Ce mode de recrutement atteint son plein essor sous la dynastie des Song. Sous les Song et les Ming, tous les gouverneurs locaux même passeront les examens et seront nommés au pouvoir central à des postes subalternes, ce qui établira une certaine cohésion entre le pouvoir central et les représentants du pouvoir central. Les concours se partagent en plusieurs niveaux : préfectoral, capital et impérial. Renzong (1022-1063) crée des écoles de lettrés et refond le système des examens : étude des Classique, dissertation et poésie. Sous le règne de l’empereur Shenzong (dynastie Song : 960-1279) les sujets d’examen sont réformés. De l’ancien système il ne subsista que les épreuves pour le titre de jinshi [docteur]. De nouvelles règles imposent de répondre aux questions uniquement en conformité avec les annales officielles des concours ; la philosophie de Zhu Xi, néoconfucéen, est intégrée aux systèmes mandarinaux et le restera jusqu’au XIXe siècle. Avec le développement des concours de recrutement officiels s’imposent de nouveaux besoins d’éducation et la nécessité de créer des écoles. Près de 400 académies privées auraient été créées sous les Song, dont certaines attiraient jusqu’à un millier de disciples. De même, les études classiques, quelque peu éclipsées par l’engouement pour le taoïsme et le bouddhisme sous les Tang reviennent à l’honneur et bénéficient du patronage impérial.
L’avénement de la dynastie mongole des Yuan (1264-1368) tient la classe lettrée assez longtemps à l’écart du pouvoir politique et idéologique, la voie de recrutement par examens lui étant pratiquement coupée. Malgré cela, l’Empereur Renzong des Yuan déclare le décret de 1313 qui impose au programme des examens les Quatre Livres et les Classiques dans les commentaires de Zhu Xi.
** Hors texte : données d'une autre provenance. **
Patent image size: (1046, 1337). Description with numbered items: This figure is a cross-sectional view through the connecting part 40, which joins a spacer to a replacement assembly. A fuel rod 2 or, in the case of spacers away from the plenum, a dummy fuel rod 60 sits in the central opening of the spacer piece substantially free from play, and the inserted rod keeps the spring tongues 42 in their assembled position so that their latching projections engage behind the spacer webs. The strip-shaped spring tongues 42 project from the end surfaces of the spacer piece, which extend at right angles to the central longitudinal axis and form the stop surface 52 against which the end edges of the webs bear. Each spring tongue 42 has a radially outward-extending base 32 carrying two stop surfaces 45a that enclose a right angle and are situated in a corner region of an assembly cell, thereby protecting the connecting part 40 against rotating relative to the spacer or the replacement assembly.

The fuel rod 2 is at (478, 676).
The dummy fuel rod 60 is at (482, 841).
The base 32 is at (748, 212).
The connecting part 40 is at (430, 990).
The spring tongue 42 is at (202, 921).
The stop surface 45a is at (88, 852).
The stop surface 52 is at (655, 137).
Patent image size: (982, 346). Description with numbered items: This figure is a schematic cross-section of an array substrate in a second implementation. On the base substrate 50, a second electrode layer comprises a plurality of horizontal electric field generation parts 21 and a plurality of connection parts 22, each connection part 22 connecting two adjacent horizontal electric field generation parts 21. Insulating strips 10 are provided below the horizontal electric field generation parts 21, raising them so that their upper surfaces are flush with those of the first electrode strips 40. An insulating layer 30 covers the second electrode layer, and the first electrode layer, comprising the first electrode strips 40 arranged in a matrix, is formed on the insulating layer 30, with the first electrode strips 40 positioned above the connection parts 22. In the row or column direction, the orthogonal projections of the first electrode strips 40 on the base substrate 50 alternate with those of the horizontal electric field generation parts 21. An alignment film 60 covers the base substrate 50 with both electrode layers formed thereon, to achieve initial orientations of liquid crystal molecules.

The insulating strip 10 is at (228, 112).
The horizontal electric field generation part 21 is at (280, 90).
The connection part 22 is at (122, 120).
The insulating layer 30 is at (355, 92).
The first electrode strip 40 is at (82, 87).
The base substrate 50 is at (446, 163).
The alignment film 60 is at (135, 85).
Sous les Ming s’achève la compilation par Hu Guang (1370-1418) et d’autres membres de l’Académie Hanlin de compendia néoconfucéens essentiellement destinés à la préparation des examens mandarinaux : la Grande Somme sur la nature et le principe, la Grande Somme sur les Cinq Classiques et la Grande Somme sur les Quatre Livres. Cette dernière, en particulier, devint le texte de base des compositions d’examen « en huit parties » (bagu wen) consistant à développer en huit paragraphes le sens d’une citation tirée d’un Classique. Ce genre donnera lieu à la pire espèce de « bachotage », de compétition et d’arrivisme chez les candidats. Selon un édit impérial de 1462 :
« L’étudiant doit s’appliquer à acquérir le savoir et à la mettre ensuite en pratique. Il doit lire et relire les Classiques des saints et des sages jusqu’à ce qu’il sache les réciter par cœur sans oublier aucun détail. Il suit ensuite les explications du maître jusqu’à ce qu’il ait bien compris, afin de faire siennes les paroles des saints et des sages et de les mettre en pratique. »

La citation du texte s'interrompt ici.